Even when circumstances do change, it's not clear that the government may renege on such a pledge. Wilson was returned in 1916 on a pledge to keep the USA out of WW1. Less than a year later, in changed circumstances, he took the USA into the war, with overwhelming support of the population. Had he held a referendum, it is clear that it would have passed. Should he have held one? I think he should have, but let Mackenzie King have his say:
When those who hold representative and responsible positions have given a definite promise to the people, they have created an obligation to act in accordance with that promise, until the people are again consulted. Such an obligation may not be binding according to law, but as an obligation it is no less sacred.It should be noted that, even after the referendum passed with 64% of the vote, releasing the government from its promise never to send conscripts overseas, conscription was not introduced until 2½ years later, and even then only after a political crisis.

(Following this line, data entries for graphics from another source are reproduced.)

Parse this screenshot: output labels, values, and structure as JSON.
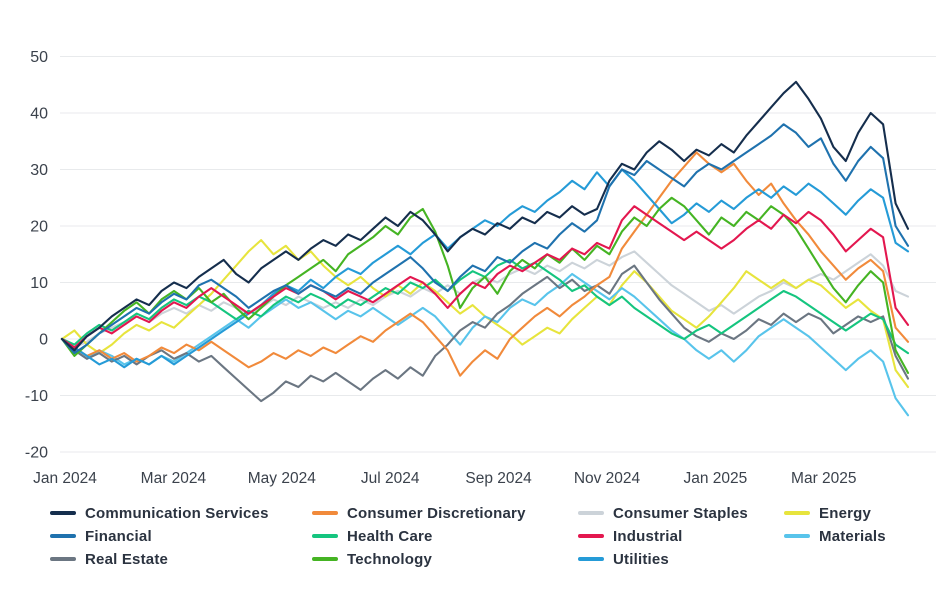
{
  "chart_data": {
    "type": "line",
    "title": "",
    "xlabel": "",
    "ylabel": "",
    "unit": "percent_return",
    "grid": "horizontal",
    "legend_position": "bottom",
    "x_tick_labels": [
      "Jan 2024",
      "Mar 2024",
      "May 2024",
      "Jul 2024",
      "Sep 2024",
      "Nov 2024",
      "Jan 2025",
      "Mar 2025"
    ],
    "y_ticks": [
      50,
      40,
      30,
      20,
      10,
      0,
      -10,
      -20
    ],
    "ylim": [
      -20,
      50
    ],
    "x_range": [
      "Jan 2024",
      "Apr 2025"
    ],
    "draw_order": [
      "Consumer Staples",
      "Energy",
      "Materials",
      "Real Estate",
      "Health Care",
      "Consumer Discretionary",
      "Utilities",
      "Technology",
      "Industrial",
      "Financial",
      "Communication Services"
    ],
    "series": [
      {
        "name": "Communication Services",
        "color": "#152e4d",
        "values": [
          0,
          -2,
          0.5,
          2,
          4,
          5.5,
          7,
          6,
          8.5,
          10,
          9,
          11,
          12.5,
          14,
          11.5,
          10,
          12.5,
          14,
          15.5,
          14,
          16,
          17.5,
          16.5,
          18.5,
          17.5,
          19.5,
          21.5,
          20,
          22.5,
          21,
          18.5,
          15.5,
          18,
          19.5,
          18.5,
          20.5,
          19.5,
          21.5,
          20.5,
          22.5,
          21.5,
          23.5,
          22,
          23,
          28,
          31,
          30,
          33,
          35,
          33.5,
          31.5,
          33.5,
          32.5,
          34.5,
          33,
          36,
          38.5,
          41,
          43.5,
          45.5,
          42.5,
          39,
          34,
          31.5,
          36.5,
          40,
          38,
          24,
          19.5
        ]
      },
      {
        "name": "Consumer Discretionary",
        "color": "#f18a3b",
        "values": [
          0,
          -1.5,
          -3,
          -2,
          -3.5,
          -2.5,
          -4,
          -3,
          -1.5,
          -2.5,
          -1,
          -2,
          -0.5,
          -2,
          -3.5,
          -5,
          -4,
          -2.5,
          -3.5,
          -2,
          -3,
          -1.5,
          -2.5,
          -1,
          0.5,
          -0.5,
          1.5,
          3,
          4.5,
          3,
          0.5,
          -2,
          -6.5,
          -4,
          -2,
          -3.5,
          0,
          2,
          4,
          5.5,
          4,
          6,
          7.5,
          9.5,
          11,
          16,
          19,
          22,
          25,
          28,
          30.5,
          33,
          31,
          29.5,
          31,
          28,
          25.5,
          27.5,
          24,
          21,
          18.5,
          15.5,
          13,
          10.5,
          12.5,
          14,
          12,
          2,
          -0.5
        ]
      },
      {
        "name": "Consumer Staples",
        "color": "#ccd3d9",
        "values": [
          0,
          -1.5,
          -0.5,
          1,
          2,
          3,
          4,
          3,
          4.5,
          5.5,
          4.5,
          6,
          5,
          6.5,
          5.5,
          4.5,
          5.5,
          7,
          6,
          7.5,
          6.5,
          5.5,
          6.5,
          5.5,
          7,
          6,
          7.5,
          8.5,
          7.5,
          9,
          8,
          9.5,
          8,
          10,
          11,
          10,
          11.5,
          12.5,
          11.5,
          13,
          12,
          13.5,
          12.5,
          14,
          13,
          14.5,
          15.5,
          13.5,
          11.5,
          9.5,
          8,
          6.5,
          5,
          6,
          4.5,
          6,
          7.5,
          8.5,
          10,
          9,
          10.5,
          11.5,
          10.5,
          12,
          13.5,
          15,
          13,
          8.5,
          7.5
        ]
      },
      {
        "name": "Energy",
        "color": "#e7e43d",
        "values": [
          0,
          1.5,
          -1,
          -2.5,
          -1,
          1,
          2.5,
          1.5,
          3,
          2,
          4,
          6,
          8,
          10.5,
          13,
          15.5,
          17.5,
          15,
          16.5,
          14,
          15.5,
          13,
          11,
          9.5,
          11,
          9,
          7.5,
          9.5,
          8,
          10,
          8.5,
          6.5,
          4.5,
          6,
          4,
          2.5,
          1,
          -1,
          0.5,
          2,
          1,
          3.5,
          5.5,
          7.5,
          6,
          9.5,
          12,
          10,
          7.5,
          5,
          3.5,
          2,
          4,
          6.5,
          9,
          12,
          10.5,
          9,
          10.5,
          9,
          10.5,
          9.5,
          7.5,
          5.5,
          7,
          5,
          3.5,
          -5.5,
          -8.5
        ]
      },
      {
        "name": "Financial",
        "color": "#1f72ae",
        "values": [
          0,
          -2.5,
          -1,
          1,
          2.5,
          4,
          5.5,
          4.5,
          6.5,
          8,
          7,
          9.5,
          10.5,
          9,
          7.5,
          5.5,
          7,
          8.5,
          9.5,
          8,
          9.5,
          8.5,
          7.5,
          9,
          8,
          10,
          11.5,
          13,
          14.5,
          12.5,
          10,
          8.5,
          11,
          13,
          12,
          14.5,
          13.5,
          15.5,
          17,
          16,
          18.5,
          20.5,
          19,
          21,
          27,
          30,
          29,
          31.5,
          30,
          28.5,
          27,
          29.5,
          31,
          30,
          31.5,
          33,
          34.5,
          36,
          38,
          36.5,
          34,
          35.5,
          31,
          28,
          31.5,
          34,
          32,
          20,
          16.5
        ]
      },
      {
        "name": "Health Care",
        "color": "#15c57f",
        "values": [
          0,
          -1,
          1,
          2.5,
          1.5,
          3,
          4.5,
          3.5,
          5.5,
          7,
          6,
          7.5,
          6.5,
          5,
          3.5,
          5,
          4,
          6,
          7.5,
          6.5,
          8,
          7,
          5.5,
          7,
          6,
          7.5,
          9,
          8,
          10,
          9,
          10.5,
          8.5,
          10.5,
          12,
          11,
          13,
          14,
          12.5,
          13.5,
          12,
          10.5,
          8.5,
          9.5,
          7.5,
          6,
          7.5,
          5.5,
          4,
          2.5,
          1,
          0,
          1.5,
          2.5,
          1,
          2.5,
          4,
          5.5,
          7,
          8.5,
          7.5,
          6,
          4.5,
          3,
          1.5,
          3,
          4.5,
          3.5,
          -1,
          -2.5
        ]
      },
      {
        "name": "Industrial",
        "color": "#e3174f",
        "values": [
          0,
          -1.5,
          0.5,
          2,
          1,
          2.5,
          4,
          3,
          5,
          6.5,
          5.5,
          7.5,
          9,
          7.5,
          6,
          4.5,
          6,
          7.5,
          9,
          8,
          9.5,
          8.5,
          7,
          8.5,
          7.5,
          6.5,
          8,
          9.5,
          11,
          10,
          8,
          5.5,
          8,
          10,
          9,
          11.5,
          13,
          12,
          13.5,
          15,
          14,
          16,
          15,
          17,
          16,
          21,
          23.5,
          22,
          20.5,
          19,
          17.5,
          19,
          17.5,
          16,
          17.5,
          19.5,
          21,
          19.5,
          22,
          20.5,
          22.5,
          21,
          18.5,
          15.5,
          17.5,
          19.5,
          18,
          5.5,
          2.5
        ]
      },
      {
        "name": "Materials",
        "color": "#58c4eb",
        "values": [
          0,
          -2,
          -3.5,
          -2,
          -3,
          -4.5,
          -3.5,
          -4.5,
          -3,
          -4,
          -2.5,
          -1,
          0.5,
          2,
          3.5,
          2,
          4,
          5.5,
          7,
          5.5,
          6.5,
          5,
          3.5,
          5,
          4,
          5.5,
          4,
          2.5,
          4,
          5.5,
          4,
          1.5,
          -1,
          2,
          4,
          3,
          5.5,
          7,
          6,
          8,
          9.5,
          11.5,
          10,
          8.5,
          7,
          9,
          7.5,
          5.5,
          3.5,
          1.5,
          0,
          -2,
          -3.5,
          -2,
          -4,
          -2,
          0.5,
          2,
          3.5,
          2,
          0.5,
          -1.5,
          -3.5,
          -5.5,
          -3.5,
          -2,
          -4,
          -10.5,
          -13.5
        ]
      },
      {
        "name": "Real Estate",
        "color": "#6b7682",
        "values": [
          0,
          -2,
          -3.5,
          -2.5,
          -4,
          -3,
          -4.5,
          -3,
          -2,
          -3.5,
          -2.5,
          -4,
          -3,
          -5,
          -7,
          -9,
          -11,
          -9.5,
          -7.5,
          -8.5,
          -6.5,
          -7.5,
          -6,
          -7.5,
          -9,
          -7,
          -5.5,
          -7,
          -5,
          -6.5,
          -3,
          -1,
          1.5,
          3,
          2,
          4.5,
          6,
          8,
          9.5,
          11,
          9,
          10.5,
          8.5,
          9.5,
          8,
          11.5,
          13,
          10,
          7,
          4.5,
          2,
          0.5,
          -0.5,
          1,
          0,
          1.5,
          3.5,
          2.5,
          4.5,
          3,
          4.5,
          3.5,
          1,
          2.5,
          4,
          3,
          4,
          -3,
          -7
        ]
      },
      {
        "name": "Technology",
        "color": "#45b423",
        "values": [
          0,
          -3,
          -1,
          1,
          3,
          5,
          6.5,
          4.5,
          7,
          8.5,
          7,
          9,
          6.5,
          8,
          5.5,
          3.5,
          5.5,
          7.5,
          9.5,
          11,
          12.5,
          14,
          12,
          15,
          16.5,
          18,
          20,
          18.5,
          21.5,
          23,
          19,
          13,
          5.5,
          9,
          11,
          8,
          12,
          14,
          12.5,
          15,
          13.5,
          16,
          14,
          16.5,
          15,
          19,
          21.5,
          20,
          23,
          25,
          23.5,
          21,
          18.5,
          21.5,
          20,
          22.5,
          21,
          23.5,
          22,
          19.5,
          16,
          12.5,
          9,
          6.5,
          9.5,
          12,
          10,
          -2,
          -6
        ]
      },
      {
        "name": "Utilities",
        "color": "#259bd7",
        "values": [
          0,
          -1.5,
          -3,
          -4.5,
          -3.5,
          -5,
          -3.5,
          -4.5,
          -3,
          -4.5,
          -3,
          -1.5,
          0,
          1.5,
          3,
          4.5,
          6,
          8,
          9.5,
          8.5,
          10.5,
          9,
          11,
          12.5,
          11.5,
          13.5,
          15,
          16.5,
          15,
          17,
          18.5,
          16,
          18,
          19.5,
          21,
          20,
          22,
          23.5,
          22.5,
          24.5,
          26,
          28,
          26.5,
          29.5,
          27,
          30,
          28,
          25.5,
          23,
          20.5,
          22,
          24,
          22.5,
          24.5,
          23,
          25,
          26.5,
          25,
          27,
          25.5,
          27.5,
          26,
          24,
          22,
          24.5,
          26.5,
          25,
          17,
          15.5
        ]
      }
    ]
  },
  "style": {
    "grid_color": "#e8eaec",
    "axis_text_color": "#3b424c",
    "legend_text_color": "#2b3340",
    "background": "#ffffff"
  }
}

There are those, I know, who make light of what they call "political promises." It will, I think, be generally agreed that a political platform or programme is one thing; a definite and concrete promise or pledge is quite another. Because of circumstances, a government may, without breaking faith, fail to carry out, to the letter, its full programme. No change in circumstances could, however, justify a government in ignoring a specific pledge to the people, unless it was clear that the safety of the nation was immediately involved, and there was no possibility of consulting the people.
The dictator Sharon is obviously cut from a different cloth.